Petrified Forest in the Ocean
Wendy at Quiet About A Lot of Things left a comment on my last post saying that she would love to see the petrified forest at Curio Bay, so I have gone to flickr to see if there are some pictures to show others who may be interested as well. And here we are.
'The Liar's Diary'
Another blogger, Patry Francis at Simply Wait, has just had her book 'The Liar's Diary' published. Once I started reading 'The Liar's Diary', I couldn't put it down. To just call it a story does the book an injustice; it seems more than that - it is a mystery, a psychological thriller, a study of dysfunction, of flawed friendships and misplaced devotion.
Patry has masterfully spun a seamless tale that had me hooked. The trouble is, it's such a finely balanced, finely tuned plot, I feel that I can't really say much more about it for fear of saying too much - and even that may be saying too much.
I only know that from now on, every time I look at it sitting on the bookshelf, I will remember the two summer days I spent reading it, engrossed, reading it out on our deck until the sun slipped down behind the trees.
I was walking back from shopping the other day and spied this leaf (as is - I haven't doctored it or changed it at all) lying on the footpath. Maybe its horrified expression is due to the fact that autumn is due here in a week's time.
I'd walked quite a way past this horrified leaf before I realised what it was I'd just seen. I was tempted just to keep walking on, but either the child in me, or my very strong gatherer instincts (I can't come away from a beach or river without a stone, a shell, beach glass, some grasses or a piece of driftwood ...) won out and I turned back to go look for it.
The exclamation mark has got to be my favourite punctuation mark. Those of you who have known me the longest will know this is so! I don't know why - I think maybe it has such an appropriate shape. You can't help but be startled by it's sudden appearance!
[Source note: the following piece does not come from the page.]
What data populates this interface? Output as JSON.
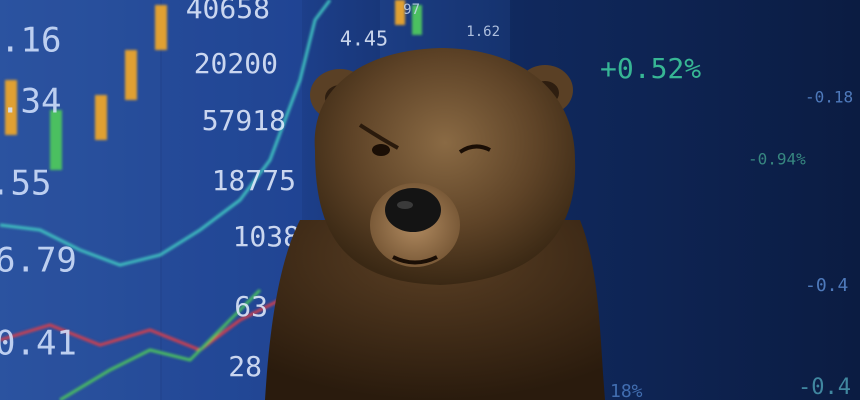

Music That's Out Of This World
I'm reading the first book in a trilogy called 'Durdane' by the science fiction writer Jack Vance. He's a gifted, poetic writer who knows his physics inside out, but doesn't dazzle me with it, rather he simply, with fine writing and an almost laconic voice, effortlessly persuades me to believe in an otherworld that seems perfectly reasonable, perfectly imagined, perfectly appealing. The stories have solid, sound plots about good versus evil and quests to avenge or put to rights a wrong. Vance has a secretive sense of humour - the funny bits almost, but not quite, sneak by me. And I like that. This is the third Vance book I've read. The protagonists seem to be in the main quiet, determined, brave types, usually cynical. or at least suspicious, and usually reluctantly caught up in something that's beyond them. They seek a quiet life, but find that before they can get on with it, there's something they have to do. They are usually young males - with a sensitive, artistic side to them and who love and protect their mothers. (Well, the one I am reading about at the moment does anyway, which of course endears him to me.) Apart from saving his mother, he is also a musician. Here is a passage I was taken with: "Become a musician and make a living complaining of your woe; but remember: complain of your own woe! Don't complain of the faceless man! ... What's that you're playing now?"
Ertzwane, having strung the khitane, had touched forth a few chords. He said, "Nothing in particular. I don't know too many tunes. Only what I learned from the musicians who came along the road."
"Halt, halt, halt!" cried Frolitz covering his ears. "What are these strange noises, these original discords?"
Etzwane licked his lips. "Sir it is a melody of my own contriving."
"But this is impertinence! You consider the standard works beneath your dignity? ... You tell me now that I have wasted my time, that henceforth I must attend only to the outpourings of your natural genius?"
Etzwane at last was able to insert a disclaimer. "No, no, sir, by no means! I have never been able to hear the famous works; I was forced to play tunes I thought up myself."
"Well, so long as it doesn't become an obsession ..."
It reminds me of the friend from whom I've borrowed the book and his inclination to start up a music group.
The Smell Of Fermented Plums
As I sit out in the sun, I see dark-red plums scurry across in front of me like dark mice. The birds are picking at our neighbour's plum tree. The defaced, picked-at plums bump and roll across our driveway, to line up like wounded soldiers along the gutter among the golden drifts of silver-birch casts. In the air there's a strong smell of the plums fermenting in the sun. It is a smell straight from my childhood in Orepuki - from Harry Finn's orchard and huge, Black Doris plums you could lose yourself in.
Wax-eyes and starlings are the keenest for the plums in our neighbour's tree. Occasionally a kereru joins them. The sound of the birds is secretive. Furtive, complicit rummages behind closed doors. There's some conspiracy afoot. Political goings-on - a closeted meeting just before a leak to the press.